He shoved the glossy color photograph of the subject back into the file. For the next forty-eight hours, Destiny Romine, M.D., was the least of his problems. He had a series of meetings scheduled with various Bureau officials regarding his new assignment. There was one way to catch Romine, and Chase was positive that meant getting close to Baby Sister. And in order to do that, he needed to come up with a damned convincing cover.

He opened the file and looked at the photo again. She didn’t look like the sister of a murdering FBI agent. She did look like a woman with secrets.

Secrets that Bend-the-Rules Bracken had every intention of learning, using whatever means at his disposal.

Three Weeks Later

DEE RELUCTANTLY FORCED herself out from under the downy softness of the comforter she hadn’t bothered to remove from her double bed before climbing between the silky, cool sheets. She’d barely managed to keep her eyes open long enough to shower before dropping into a dead sleep.

It had better be good, she thought, tossing back the comforter as the doorbell chimed a second time.

She slipped into her robe. It couldn’t be an emergency, or else her phone would have been ringing instead of her doorbell. Especially following the difficult breach delivery of Cole Harbor, South Carolina’s newest resident. She’d placed the baby boy into the exhausted arms of his parents only three hours ago and if some complication had arose, Lucille, the clinic’s nurse, would have called her. The birth had been long and difficult, and Dee had very nearly had to perform an emergency cesarean section right there in cranky old Doc Claymore’s clinic. However, by using a few techniques shouted at her by her crabby nemesis, she’d managed to turn the baby enough to perform a vaginal birth.

The bell rang again by the time she reached the living room of her small triplex apartment. “I’m coming,” she grumbled, managing to avoid the rented sofa and cocktail table without jamming her bare foot as she so often did.

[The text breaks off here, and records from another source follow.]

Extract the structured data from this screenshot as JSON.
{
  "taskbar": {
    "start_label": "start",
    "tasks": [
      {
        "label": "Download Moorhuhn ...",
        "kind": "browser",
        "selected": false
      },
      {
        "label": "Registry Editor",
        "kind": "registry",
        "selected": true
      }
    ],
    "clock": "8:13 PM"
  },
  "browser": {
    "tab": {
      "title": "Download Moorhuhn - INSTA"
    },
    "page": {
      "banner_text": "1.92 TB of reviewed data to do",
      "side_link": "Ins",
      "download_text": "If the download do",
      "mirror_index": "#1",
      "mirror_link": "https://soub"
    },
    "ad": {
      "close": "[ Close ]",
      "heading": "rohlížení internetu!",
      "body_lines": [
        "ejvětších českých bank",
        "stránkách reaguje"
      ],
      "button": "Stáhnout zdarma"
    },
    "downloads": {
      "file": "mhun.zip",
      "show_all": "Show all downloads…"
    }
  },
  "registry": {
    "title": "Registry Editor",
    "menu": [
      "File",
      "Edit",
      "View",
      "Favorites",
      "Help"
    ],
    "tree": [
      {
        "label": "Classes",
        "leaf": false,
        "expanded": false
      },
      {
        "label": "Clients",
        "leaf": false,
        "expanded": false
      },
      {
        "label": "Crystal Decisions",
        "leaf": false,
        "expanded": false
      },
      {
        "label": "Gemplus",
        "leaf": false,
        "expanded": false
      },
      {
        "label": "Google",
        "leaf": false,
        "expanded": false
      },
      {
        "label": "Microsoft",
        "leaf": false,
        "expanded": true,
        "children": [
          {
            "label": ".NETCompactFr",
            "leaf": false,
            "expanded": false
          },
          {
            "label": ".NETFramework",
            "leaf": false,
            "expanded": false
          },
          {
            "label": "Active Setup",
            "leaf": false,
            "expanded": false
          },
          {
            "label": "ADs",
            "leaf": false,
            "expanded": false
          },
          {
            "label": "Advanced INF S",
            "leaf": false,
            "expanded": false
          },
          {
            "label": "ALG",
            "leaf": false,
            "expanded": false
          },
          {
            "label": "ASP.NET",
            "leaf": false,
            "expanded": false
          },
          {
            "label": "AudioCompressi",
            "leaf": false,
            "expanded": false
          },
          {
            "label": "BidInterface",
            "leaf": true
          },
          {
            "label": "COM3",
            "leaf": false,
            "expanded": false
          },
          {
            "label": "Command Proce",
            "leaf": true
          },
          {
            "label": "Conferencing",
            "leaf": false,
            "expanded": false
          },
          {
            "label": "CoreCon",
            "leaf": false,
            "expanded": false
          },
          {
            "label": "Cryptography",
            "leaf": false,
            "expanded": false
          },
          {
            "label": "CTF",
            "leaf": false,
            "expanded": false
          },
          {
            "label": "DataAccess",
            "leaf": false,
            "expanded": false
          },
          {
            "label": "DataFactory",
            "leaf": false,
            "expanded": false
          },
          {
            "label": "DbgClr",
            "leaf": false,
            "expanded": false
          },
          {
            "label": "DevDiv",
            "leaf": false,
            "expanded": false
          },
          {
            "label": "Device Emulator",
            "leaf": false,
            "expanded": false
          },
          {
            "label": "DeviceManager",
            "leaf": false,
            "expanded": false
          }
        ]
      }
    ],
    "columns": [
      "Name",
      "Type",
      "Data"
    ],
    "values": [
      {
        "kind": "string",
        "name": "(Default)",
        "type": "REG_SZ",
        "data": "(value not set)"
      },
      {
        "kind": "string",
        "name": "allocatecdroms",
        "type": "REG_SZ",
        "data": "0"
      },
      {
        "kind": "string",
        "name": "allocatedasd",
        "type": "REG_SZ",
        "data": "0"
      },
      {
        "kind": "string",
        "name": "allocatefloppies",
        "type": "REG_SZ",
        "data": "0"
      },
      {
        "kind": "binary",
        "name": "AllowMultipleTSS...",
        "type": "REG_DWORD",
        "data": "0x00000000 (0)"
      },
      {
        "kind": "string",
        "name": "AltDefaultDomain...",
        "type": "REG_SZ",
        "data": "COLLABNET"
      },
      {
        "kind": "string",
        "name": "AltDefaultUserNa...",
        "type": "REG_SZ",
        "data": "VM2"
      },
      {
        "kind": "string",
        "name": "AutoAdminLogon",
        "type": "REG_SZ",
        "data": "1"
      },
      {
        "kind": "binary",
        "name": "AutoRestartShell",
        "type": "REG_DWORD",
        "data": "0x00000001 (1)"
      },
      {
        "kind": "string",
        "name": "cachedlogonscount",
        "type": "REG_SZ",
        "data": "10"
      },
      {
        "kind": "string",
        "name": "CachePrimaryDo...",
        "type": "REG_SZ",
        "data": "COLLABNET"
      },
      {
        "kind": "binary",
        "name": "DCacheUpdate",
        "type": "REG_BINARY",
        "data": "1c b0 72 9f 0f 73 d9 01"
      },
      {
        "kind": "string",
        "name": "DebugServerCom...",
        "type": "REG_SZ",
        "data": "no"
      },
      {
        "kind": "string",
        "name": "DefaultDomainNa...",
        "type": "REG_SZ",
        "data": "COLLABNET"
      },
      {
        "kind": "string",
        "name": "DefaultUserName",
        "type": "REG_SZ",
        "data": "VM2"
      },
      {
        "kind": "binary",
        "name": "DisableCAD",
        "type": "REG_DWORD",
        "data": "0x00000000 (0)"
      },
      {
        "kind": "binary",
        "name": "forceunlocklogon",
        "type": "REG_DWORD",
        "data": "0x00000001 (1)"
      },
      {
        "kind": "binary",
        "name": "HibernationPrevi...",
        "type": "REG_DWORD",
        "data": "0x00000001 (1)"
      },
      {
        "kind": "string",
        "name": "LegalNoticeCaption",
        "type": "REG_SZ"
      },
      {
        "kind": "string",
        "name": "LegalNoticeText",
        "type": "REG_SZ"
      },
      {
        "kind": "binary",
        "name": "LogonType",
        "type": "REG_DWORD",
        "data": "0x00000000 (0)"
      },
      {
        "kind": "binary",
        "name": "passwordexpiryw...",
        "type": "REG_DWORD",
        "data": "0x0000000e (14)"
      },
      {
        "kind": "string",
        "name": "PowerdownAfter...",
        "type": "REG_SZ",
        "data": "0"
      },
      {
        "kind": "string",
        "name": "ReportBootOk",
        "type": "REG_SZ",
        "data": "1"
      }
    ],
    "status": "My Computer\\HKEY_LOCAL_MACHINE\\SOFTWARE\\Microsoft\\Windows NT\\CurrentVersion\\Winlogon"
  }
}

She had no idea who could be standing on her doorstep so blasted early on a Monday morning, but she suspected it was nothing life threatening. Since Doc Claymore’s semiretirement, she was the only physician on-call for the quaint seaside town nestled between Georgetown and Charleston on the Carolina coast. The ringing doorbell rather than a frantic phone call from George, Cole Harbor’s answer to law enforcement, or Ed the ambulance driver, meant a fishhook was more than likely the reason for her interrupted, and desperately needed, slumber.

She tied the sash on her pale blue cotton robe. Cole Harbor was probably one of the safest places she’d ever lived, but that didn’t stop her from latching her door or having a peephole installed. Crime wasn’t her concern. No, it was the alleged good guys that had her worried.

She peered through the lens in the center of the door to determine the identification of the visitor. She wasn’t sure what or whom she thought she’d find on the other side of her door, but the last thing she expected was the gorgeous sight awaiting her.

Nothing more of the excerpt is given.